Pests and Potential Problems
Brown stripe, scald, rust and leaf spot are the most prevalent and destructive disease in orchardgrass. Resistance to these varies among cultivars. Japanese and green June beetle larvae feed on orchardgrass roots; sawflies feed on their tops. Little is known, however, about the economic loss caused by these insects.
Cultivars, Improved, and Selected Materials (and area of origin)
There are many orchardgrass releases available. Consult local experts to select the best release for your area. Orchardgrass cultivars fall into two types: early maturing and late maturing. The late maturing cultivars are more common. The most common releases used in the Intermountain West are described below.
‘Latar’ was released in 1957 and is still commonly seeded in pasture and hayland plantings. It has a low lignin (fiber) content and digestibility is very high. It matures 10 to 14 days later than common orchardgrass and is usually in the pre-bloom stage when alfalfa is at the optimum growth stage for cutting hay. Therefore a mixture of ‘Latar’ and alfalfa makes a high quality hay. Forage yields of ‘Latar’ are at least as much per acre as the earlier maturing varieties and forage quality is generally superior. The venerable old ‘Latar’ has lost some of its market-share to newer cultivars, which exhibit disease tolerance and winter hardiness. 'Latar' Breeder seed is maintained by the Pullman, Washington Plant Materials Center.
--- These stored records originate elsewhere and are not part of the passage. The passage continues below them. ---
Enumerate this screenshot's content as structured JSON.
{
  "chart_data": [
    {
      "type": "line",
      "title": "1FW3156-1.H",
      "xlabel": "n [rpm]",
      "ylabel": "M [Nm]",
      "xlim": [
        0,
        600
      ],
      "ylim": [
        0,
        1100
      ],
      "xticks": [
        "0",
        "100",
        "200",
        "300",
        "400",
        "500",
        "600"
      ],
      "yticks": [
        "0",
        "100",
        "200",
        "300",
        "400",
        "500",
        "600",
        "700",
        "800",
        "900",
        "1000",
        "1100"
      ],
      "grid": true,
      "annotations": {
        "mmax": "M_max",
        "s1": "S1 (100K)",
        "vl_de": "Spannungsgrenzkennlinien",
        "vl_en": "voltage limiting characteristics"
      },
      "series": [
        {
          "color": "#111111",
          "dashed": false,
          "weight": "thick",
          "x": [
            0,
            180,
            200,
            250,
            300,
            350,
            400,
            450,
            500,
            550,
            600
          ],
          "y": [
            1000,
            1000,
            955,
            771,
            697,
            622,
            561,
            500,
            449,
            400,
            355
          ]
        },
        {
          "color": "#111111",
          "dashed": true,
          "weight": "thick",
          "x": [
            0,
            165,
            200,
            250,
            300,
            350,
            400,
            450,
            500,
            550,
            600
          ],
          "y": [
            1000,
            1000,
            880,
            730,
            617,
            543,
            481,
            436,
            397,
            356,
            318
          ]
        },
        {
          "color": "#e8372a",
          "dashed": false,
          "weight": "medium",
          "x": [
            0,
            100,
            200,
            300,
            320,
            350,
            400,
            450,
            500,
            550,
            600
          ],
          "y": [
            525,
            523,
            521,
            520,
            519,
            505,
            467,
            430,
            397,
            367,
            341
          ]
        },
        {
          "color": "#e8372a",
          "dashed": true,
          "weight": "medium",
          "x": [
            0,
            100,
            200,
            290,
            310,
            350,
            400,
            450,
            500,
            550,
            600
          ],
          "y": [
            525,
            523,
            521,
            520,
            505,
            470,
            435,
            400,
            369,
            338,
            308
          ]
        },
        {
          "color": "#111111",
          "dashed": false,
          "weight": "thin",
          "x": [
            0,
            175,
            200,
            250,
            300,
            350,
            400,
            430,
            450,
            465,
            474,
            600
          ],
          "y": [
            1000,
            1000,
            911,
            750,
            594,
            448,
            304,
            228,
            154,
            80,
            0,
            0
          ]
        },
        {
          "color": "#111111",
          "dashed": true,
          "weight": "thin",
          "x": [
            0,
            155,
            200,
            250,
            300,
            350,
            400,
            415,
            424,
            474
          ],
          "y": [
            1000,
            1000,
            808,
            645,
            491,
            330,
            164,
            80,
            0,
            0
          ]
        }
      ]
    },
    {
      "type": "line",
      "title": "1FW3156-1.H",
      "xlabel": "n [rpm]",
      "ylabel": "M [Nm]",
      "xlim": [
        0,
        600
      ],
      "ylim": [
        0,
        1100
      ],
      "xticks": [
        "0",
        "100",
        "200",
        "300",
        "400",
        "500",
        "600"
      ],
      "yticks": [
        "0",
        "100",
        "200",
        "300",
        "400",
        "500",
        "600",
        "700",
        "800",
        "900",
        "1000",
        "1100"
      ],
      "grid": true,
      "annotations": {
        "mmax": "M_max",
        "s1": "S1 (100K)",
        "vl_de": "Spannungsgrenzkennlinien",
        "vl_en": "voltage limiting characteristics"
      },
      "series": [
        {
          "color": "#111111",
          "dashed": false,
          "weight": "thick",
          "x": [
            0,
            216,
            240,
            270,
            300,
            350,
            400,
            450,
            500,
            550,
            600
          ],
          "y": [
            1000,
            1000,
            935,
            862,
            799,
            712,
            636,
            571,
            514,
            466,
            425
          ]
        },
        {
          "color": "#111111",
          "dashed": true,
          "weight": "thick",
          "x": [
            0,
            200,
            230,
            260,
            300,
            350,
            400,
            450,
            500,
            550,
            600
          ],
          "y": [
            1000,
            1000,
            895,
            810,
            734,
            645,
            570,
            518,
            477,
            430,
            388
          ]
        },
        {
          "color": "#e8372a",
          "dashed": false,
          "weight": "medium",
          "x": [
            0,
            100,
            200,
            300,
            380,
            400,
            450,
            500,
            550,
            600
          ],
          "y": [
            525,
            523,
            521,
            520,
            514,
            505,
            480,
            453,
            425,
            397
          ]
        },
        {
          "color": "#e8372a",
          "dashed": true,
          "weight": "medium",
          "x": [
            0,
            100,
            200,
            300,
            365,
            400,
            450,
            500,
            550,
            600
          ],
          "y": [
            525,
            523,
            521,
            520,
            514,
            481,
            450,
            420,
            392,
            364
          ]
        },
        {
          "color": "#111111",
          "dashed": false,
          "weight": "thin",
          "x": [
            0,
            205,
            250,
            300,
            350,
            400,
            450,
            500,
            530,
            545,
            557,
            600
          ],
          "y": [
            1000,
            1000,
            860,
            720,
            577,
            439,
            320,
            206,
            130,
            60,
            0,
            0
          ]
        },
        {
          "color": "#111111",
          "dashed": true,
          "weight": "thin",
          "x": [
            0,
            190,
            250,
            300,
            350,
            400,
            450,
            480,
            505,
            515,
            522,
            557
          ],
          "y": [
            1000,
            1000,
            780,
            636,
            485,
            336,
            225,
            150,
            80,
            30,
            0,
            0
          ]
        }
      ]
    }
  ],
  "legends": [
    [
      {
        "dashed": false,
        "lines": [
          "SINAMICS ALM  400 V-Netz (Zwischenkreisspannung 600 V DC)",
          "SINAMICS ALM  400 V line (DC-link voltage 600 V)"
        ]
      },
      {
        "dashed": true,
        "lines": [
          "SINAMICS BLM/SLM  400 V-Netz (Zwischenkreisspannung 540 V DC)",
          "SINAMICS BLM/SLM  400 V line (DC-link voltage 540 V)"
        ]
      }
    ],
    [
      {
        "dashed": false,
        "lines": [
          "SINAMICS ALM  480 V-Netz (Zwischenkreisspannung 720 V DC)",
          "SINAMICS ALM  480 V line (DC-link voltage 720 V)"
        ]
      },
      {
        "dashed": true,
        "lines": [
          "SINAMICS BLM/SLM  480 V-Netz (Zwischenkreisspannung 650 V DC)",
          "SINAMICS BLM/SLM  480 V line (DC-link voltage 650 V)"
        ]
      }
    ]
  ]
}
‘Paiute’ is a cultivar that produces an abundance of basal leaves and leafy upright stems. Its intended use is for forage production on arid lands. 'Paiute' is considered somewhat more drought tolerant than other varieties of orchardgrass. However, it generally does not perform well below 16-inch rainfall areas. At very high elevations (6500 feet plus), it may perform well at slightly lower rainfall amounts. It matures too early to be compatible with alfalfa. 'Paiute' Breeder and Foundation seed is maintained by the Aberdeen, Idaho Plant Materials Center.
‘Potomac’ is a productive, persistent, rust-resistant cultivar that produces good yields but matures too early to be compatible with alfalfa for hay. When alfalfa is ready to cut, ‘Potomac’ is too mature to produce good quality hay. When seeded in a monoculture, 'Potomac' often produces very high yields. This variety should be used where early maturity is needed and as a single species hay. Oregon Foundation Seed and Plant Materials Project and Washington Crop Improvement Station maintain Breeder and Foundation seed.
‘Berber’ is a long lived, drought resistant, cool season perennial bunchgrass, native to Europe. It has been tested in the mediterranean climate area of California for erosion control on natural and man-made disturbed areas, and for dryland range use. It appears that Berber could be used for erosion control and fire control in areas adjacent to housing developments. It is very drought tolerant and would remain green throughout the summer with small amounts of supplemental water. Berber seed is maintained by the Lockeford Plant Materials Center in California.